Members of Team Oracle (Oracle Research Labs – represented by Iraklis PsaroudakisSabrina Senna, and remotely assisted by Miroslav Cepek and Riva Nathans, and Financial Crime and Compliance Management, represented by Matthew Long) collaborated with Westpac, Citi, Privitar, DataRobot, Bureau van Dijk, the Financial Conduct Authority (FCA) and Companies House as "Team Citadel" and emerge as winners in this year's highly competitive event.

The Team Citadel prototype solution was developed to help address the pending statutory 5th Anti Money Laundering Directive ("5AMLD") requirements associated with UBO reporting and data discrepancies between Financial Institutions and Companies House and to help reconcile those discrepancies without breaching privacy legislation and data protection. Besides, this solution was also submitted for consideration as part of the consultation to enhance the role of Companies House and increase the transparency of UK corporate entities and help combat economic crime.

The Citadel team was able to provide valuable insights into the synthetic data supplied during the TechSprint, such as identifying and highlighting missing or inconsistent Company and UBO data held by Companies House and the Banks used in this exercise.

Oracle's main Team Citadel focus was on using #graphtechnology #PGX to create the golden networked source of UBO data, post encryption and to carry out some examples of graph query pattern matching (such as finding and visualising the "neighbourhood" of the UBO(s) with connections to the most companies), graph analytics algorithms (such as Pagerank) and network visualization.

Oracle was also one of only five technology solution providers invited by the Regulators to participate in the supporting AML Techfair event, which was an opportunity to discuss and present our innovative Anti-Financial Crime Solutions to attendees. The session focus was on the usage of AI/Machine powered solutions to uplift investigations and the potential to facilitate information sharing.

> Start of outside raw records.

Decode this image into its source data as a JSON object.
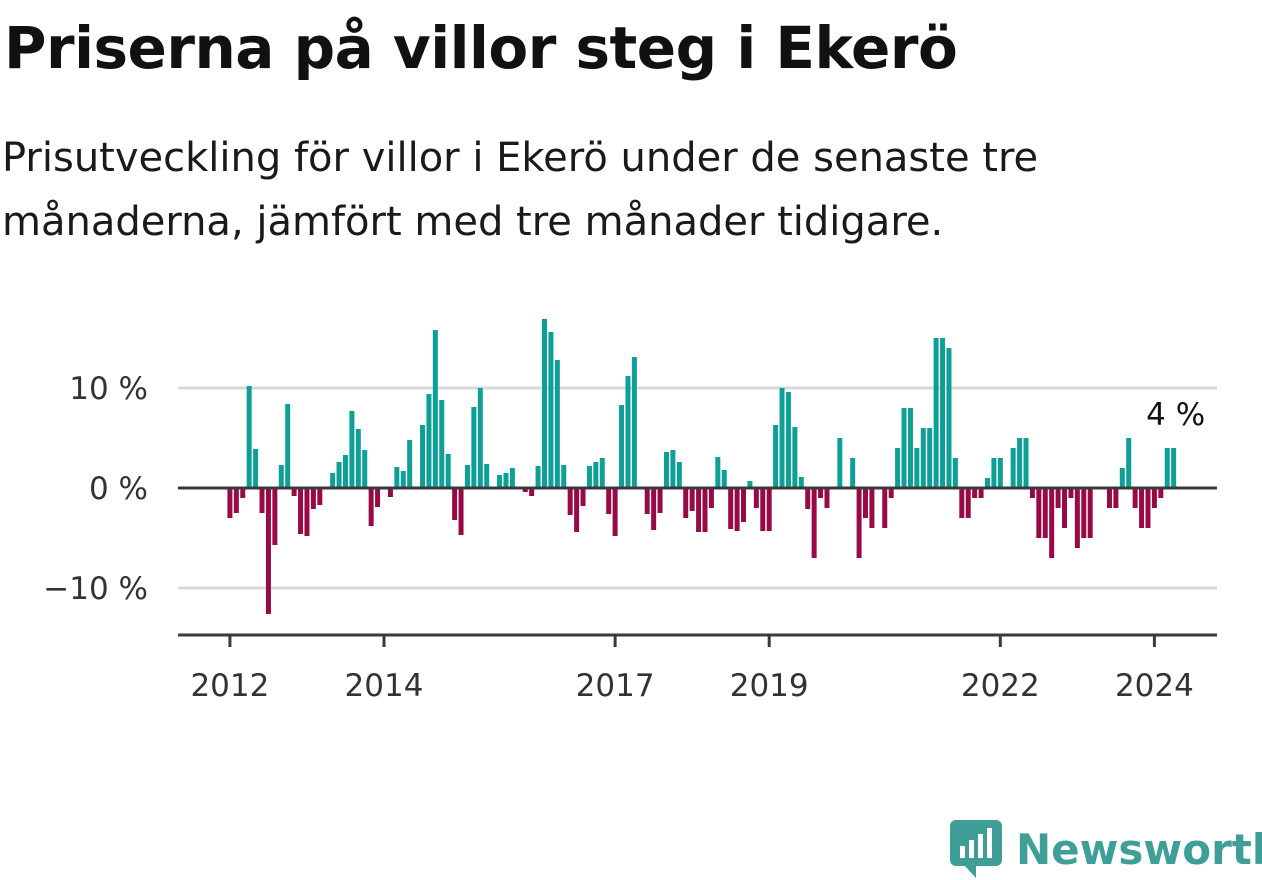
{
  "title": "Priserna på villor steg i Ekerö",
  "subtitle": "Prisutveckling för villor i Ekerö under de senaste tre månaderna, jämfört med tre månader tidigare.",
  "brand": {
    "name": "Newsworthy"
  },
  "colors": {
    "positive": "#0e9f97",
    "negative": "#980a45",
    "grid": "#d9d9d9",
    "axis": "#3a3a3a"
  },
  "chart_data": {
    "type": "bar",
    "title": "Priserna på villor steg i Ekerö",
    "ylabel": "",
    "xlabel": "",
    "unit": "%",
    "ylim": [
      -14,
      17
    ],
    "grid": true,
    "yticks": [
      {
        "value": 10,
        "label": "10 %"
      },
      {
        "value": 0,
        "label": "0 %"
      },
      {
        "value": -10,
        "label": "−10 %"
      }
    ],
    "xticks": [
      {
        "label": "2012",
        "x": "2012-01"
      },
      {
        "label": "2014",
        "x": "2014-01"
      },
      {
        "label": "2017",
        "x": "2017-01"
      },
      {
        "label": "2019",
        "x": "2019-01"
      },
      {
        "label": "2022",
        "x": "2022-01"
      },
      {
        "label": "2024",
        "x": "2024-01"
      }
    ],
    "annotation": {
      "label": "4 %",
      "x": "2024-04",
      "value": 4
    },
    "start_month": "2011-12",
    "values": [
      0,
      -3,
      -2.5,
      -1,
      10.2,
      3.9,
      -2.5,
      -12.6,
      -5.7,
      2.3,
      8.4,
      -0.8,
      -4.6,
      -4.8,
      -2.1,
      -1.7,
      0,
      1.5,
      2.6,
      3.3,
      7.7,
      5.9,
      3.8,
      -3.8,
      -1.9,
      0,
      -0.9,
      2.1,
      1.7,
      4.8,
      0,
      6.3,
      9.4,
      15.8,
      8.8,
      3.4,
      -3.2,
      -4.7,
      2.3,
      8.1,
      10,
      2.4,
      0,
      1.3,
      1.5,
      2,
      0,
      -0.4,
      -0.8,
      2.2,
      16.9,
      15.6,
      12.8,
      2.3,
      -2.7,
      -4.4,
      -1.8,
      2.2,
      2.6,
      3,
      -2.6,
      -4.8,
      8.3,
      11.2,
      13.1,
      0,
      -2.6,
      -4.2,
      -2.5,
      3.6,
      3.8,
      2.6,
      -3,
      -2.3,
      -4.4,
      -4.4,
      -2,
      3.1,
      1.8,
      -4.1,
      -4.3,
      -3.4,
      0.7,
      -2,
      -4.3,
      -4.3,
      6.3,
      10,
      9.6,
      6.1,
      1.1,
      -2.1,
      -7,
      -1,
      -2,
      0,
      5,
      0,
      3,
      -7,
      -3,
      -4,
      0,
      -4,
      -1,
      4,
      8,
      8,
      4,
      6,
      6,
      15,
      15,
      14,
      3,
      -3,
      -3,
      -1,
      -1,
      1,
      3,
      3,
      0,
      4,
      5,
      5,
      -1,
      -5,
      -5,
      -7,
      -2,
      -4,
      -1,
      -6,
      -5,
      -5,
      0,
      0,
      -2,
      -2,
      2,
      5,
      -2,
      -4,
      -4,
      -2,
      -1,
      4,
      4
    ]
  }
}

Matthew Long, Director, Financial Crime & Compliance Solution Consulting, who was part of Team Citadel and represented Oracle at the AML TechFair noted,  "An underlying theme of the TechSprint was, "it takes a network to catch a network," and the FCA certainly helped create that environment with this event. The complex cross-jurisdictional problems facing the financial industry today can only continue to benefit from cross-organization support, collaboration, and sharing. This was a genuinely well organized, inspiring event and at times an emotional reinforcement, if we needed it, that partnership and collaboration is the only way forward in the ongoing fight against financial crime.

Iraklis Psaroudakis, Principal Member of Technical Staff, Oracle Labs, who was part of Team Citadel noted, 

"The TechSprint is an incredible event that brings together great minds across multiple organizations and fields to help tackle some of the financial world's most complex data and financial crime problems. It was a great honor and experience to be a part of the Citadel team."

More About FCA's TechSprint 

To help address this global challenge, this year's Global AML and Financial Crime TechSprint (run between 29 July - 2 Aug), explored the potential for Privacy Enhancing Technologies (PETs) such as homomorphic encryption, zero-knowledge proof, secure multi-party computation, etc. to improve the ability of financial institutions, regulators and law enforcement to share information that will assist in the detection and prevention of money laundering and financial crime while remaining compliant with data protection and privacy legislation.